Per far questo ho fatto ricorso ad un briciolo di programmazione gcode.

Questo è il codice:

%
G17 G21 G40 G90
(Parallel Finishing)
(FlatMill 3mm Cina)

S500 M3
F1200
G1 Z6
#1 = 0
X0 Y1.156

o101 while [#1 LT 545]
(INIZIO)
#2 = 0
X[#1+0]

o102 do 
Y[#2+1.156] Z-10.840
Y[#2+2.000] Z-5.949
Y[#2+2.375] Z-4.329
Y[#2+2.750] Z-3.360
Y[#2+3.500] Z-2.128
Y[#2+4.250] Z-1.301
Y[#2+5.000] Z-0.700
Y[#2+5.750] Z-0.286
Y[#2+6.500] Z-0.053
Y[#2+6.875] Z-0.011
Y[#2+10.062] Z-0.002
Y[#2+11.000] Z-0.160
Y[#2+11.750] Z-0.514
Y[#2+12.500] Z-1.065
Y[#2+13.250] Z-1.801
Y[#2+14.750] Z-3.621
Y[#2+16.250] Z-5.648
Y[#2+17.000] Z-6.883
Y[#2+17.750] Z-8.337
Y[#2+18.922] Z-10.840
#2 = [#2+22]
o102 while [#2 LT 88]

X[#1+1]
#2 = [#2-22]

o103 do
Y[#2+18.922] Z-10.840
Y[#2+17.750] Z-8.337
Y[#2+17.000] Z-6.883
Y[#2+16.250] Z-5.648
Y[#2+14.750] Z-3.621
Y[#2+13.250] Z-1.801
Y[#2+12.500] Z-1.065
Y[#2+11.750] Z-0.514
Y[#2+11.000] Z-0.160
Y[#2+10.062] Z-0.002
Y[#2+6.875] Z-0.011
Y[#2+6.500] Z-0.053
Y[#2+5.750] Z-0.286
Y[#2+5.000] Z-0.700
Y[#2+4.250] Z-1.301
Y[#2+3.500] Z-2.128
Y[#2+2.750] Z-3.360
Y[#2+2.375] Z-4.329
Y[#2+2.000] Z-5.949
Y[#2+1.156] Z-10.840
#2 = [#2-22]
o103 while [#2 GT -1]

(FINE)
#1 = [#1+2]
o101 endwhile

G0 Z6.5
M30
%

Il taglio viene eseguito nelle righe 18...37 e 45..64 ma a ben guardare i due gruppi sono speculari quindi il codice 'attivo' è formato solo da una ventina di righe 🙂

Uso 2 variabili %1 e %2.
La prima gestisce l'incremento di X, la seconda pilota la Y
Alla riga 12 si imposta quanto deve essere lungo il BE.
Alla riga 39 si imposta quanti BE affiancati ci devono essere. Considerato che ogni BE necessita di 22mm è facile intuire che dal codice di sopra si ottengono 4 BE (88/22=4) lunghi 544mm.

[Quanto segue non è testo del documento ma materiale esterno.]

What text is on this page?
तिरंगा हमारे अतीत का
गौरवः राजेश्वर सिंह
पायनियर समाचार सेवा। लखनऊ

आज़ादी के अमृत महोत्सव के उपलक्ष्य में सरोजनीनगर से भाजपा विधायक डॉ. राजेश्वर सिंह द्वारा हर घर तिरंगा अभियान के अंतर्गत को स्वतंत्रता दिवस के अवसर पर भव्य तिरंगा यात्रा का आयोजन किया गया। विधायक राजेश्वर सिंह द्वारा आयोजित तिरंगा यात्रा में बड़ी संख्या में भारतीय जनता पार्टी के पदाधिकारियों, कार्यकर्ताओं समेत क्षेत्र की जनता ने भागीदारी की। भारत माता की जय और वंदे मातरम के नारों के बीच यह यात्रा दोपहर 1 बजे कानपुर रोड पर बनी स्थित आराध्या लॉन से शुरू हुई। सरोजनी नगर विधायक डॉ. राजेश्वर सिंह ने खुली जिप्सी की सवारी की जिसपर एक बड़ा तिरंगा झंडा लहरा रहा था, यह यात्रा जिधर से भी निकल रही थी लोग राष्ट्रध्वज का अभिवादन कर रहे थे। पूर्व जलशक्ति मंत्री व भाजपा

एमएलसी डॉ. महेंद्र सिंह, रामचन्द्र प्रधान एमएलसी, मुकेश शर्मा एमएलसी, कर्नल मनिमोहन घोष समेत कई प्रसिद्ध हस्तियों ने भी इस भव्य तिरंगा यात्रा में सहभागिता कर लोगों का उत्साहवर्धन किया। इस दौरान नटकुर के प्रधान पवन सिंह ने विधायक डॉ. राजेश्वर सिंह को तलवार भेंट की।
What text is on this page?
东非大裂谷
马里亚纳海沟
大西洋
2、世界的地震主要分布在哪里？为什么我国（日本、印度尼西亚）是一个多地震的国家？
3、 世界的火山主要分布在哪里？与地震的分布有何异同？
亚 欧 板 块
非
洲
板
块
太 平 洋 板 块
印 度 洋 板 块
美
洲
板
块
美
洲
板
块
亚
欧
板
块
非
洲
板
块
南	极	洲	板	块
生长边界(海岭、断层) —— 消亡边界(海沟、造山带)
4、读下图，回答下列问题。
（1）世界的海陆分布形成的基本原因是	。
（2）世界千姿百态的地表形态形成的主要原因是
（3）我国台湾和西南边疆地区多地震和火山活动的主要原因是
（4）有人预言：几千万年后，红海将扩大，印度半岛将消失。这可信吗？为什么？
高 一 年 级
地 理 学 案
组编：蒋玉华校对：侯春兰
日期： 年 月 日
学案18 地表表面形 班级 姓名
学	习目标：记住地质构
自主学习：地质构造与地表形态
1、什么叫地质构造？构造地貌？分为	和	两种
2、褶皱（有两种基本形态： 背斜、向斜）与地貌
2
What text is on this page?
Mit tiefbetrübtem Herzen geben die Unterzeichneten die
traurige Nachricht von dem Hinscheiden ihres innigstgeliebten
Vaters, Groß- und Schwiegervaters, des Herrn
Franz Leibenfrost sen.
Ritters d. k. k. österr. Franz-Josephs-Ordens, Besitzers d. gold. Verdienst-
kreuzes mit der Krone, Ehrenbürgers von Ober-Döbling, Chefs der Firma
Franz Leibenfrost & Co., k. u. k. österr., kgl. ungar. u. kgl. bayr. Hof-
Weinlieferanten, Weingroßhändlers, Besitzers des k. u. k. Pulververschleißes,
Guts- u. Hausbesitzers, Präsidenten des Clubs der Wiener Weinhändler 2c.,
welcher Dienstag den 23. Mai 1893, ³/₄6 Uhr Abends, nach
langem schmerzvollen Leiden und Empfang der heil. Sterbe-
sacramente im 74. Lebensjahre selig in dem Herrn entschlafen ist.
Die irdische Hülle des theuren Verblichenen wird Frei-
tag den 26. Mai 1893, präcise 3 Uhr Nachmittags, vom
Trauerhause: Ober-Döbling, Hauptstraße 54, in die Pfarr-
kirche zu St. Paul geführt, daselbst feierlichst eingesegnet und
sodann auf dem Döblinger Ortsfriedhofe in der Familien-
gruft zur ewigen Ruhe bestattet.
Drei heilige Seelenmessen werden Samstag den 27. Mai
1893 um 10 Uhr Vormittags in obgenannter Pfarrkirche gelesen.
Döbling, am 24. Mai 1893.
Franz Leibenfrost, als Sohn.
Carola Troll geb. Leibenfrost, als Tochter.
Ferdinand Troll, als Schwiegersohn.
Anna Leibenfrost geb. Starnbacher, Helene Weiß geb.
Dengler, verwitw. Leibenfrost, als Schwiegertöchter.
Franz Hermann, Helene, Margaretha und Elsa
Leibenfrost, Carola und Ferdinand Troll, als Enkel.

Se si vogliono solo2 BE allora alla riga 39 bisogna sostituire 44 al posto di 88.

Dalla riga 41 e dalla riga 65 si comprende che l'avanzamento di X sia di 1mm per passata. La fresa utilizzata è cilindrica da 3mm di diametro. L'avanzamento quindi è notevole ed il risultato è quello di lasciare una crestina che sarà eliminata con una passata di carta vetrata 🙂

Anche in questo caso la tavoletta da fresare è formata da un sandwich (balsa 3mm + depron 6mm + depron 3mm) sempre per la solita questione della robustezza.

Adesso mi sembra doveroso avvisare che non tutti i software posseggono un interprete G-code che permetta di gestire i while/do/endwhile.
Come ho detto altrove, da qualche tempo sono passato a LinuxCNC. Questo software digerisce anche i comandi sopracitati, su altri software come ad esempio Mach3 non ci giurerei. L'ultima volta che l'ho testato non le gestiva. Adesso non so se hanno rilasciato nuove versioni con l'interprete migliorato.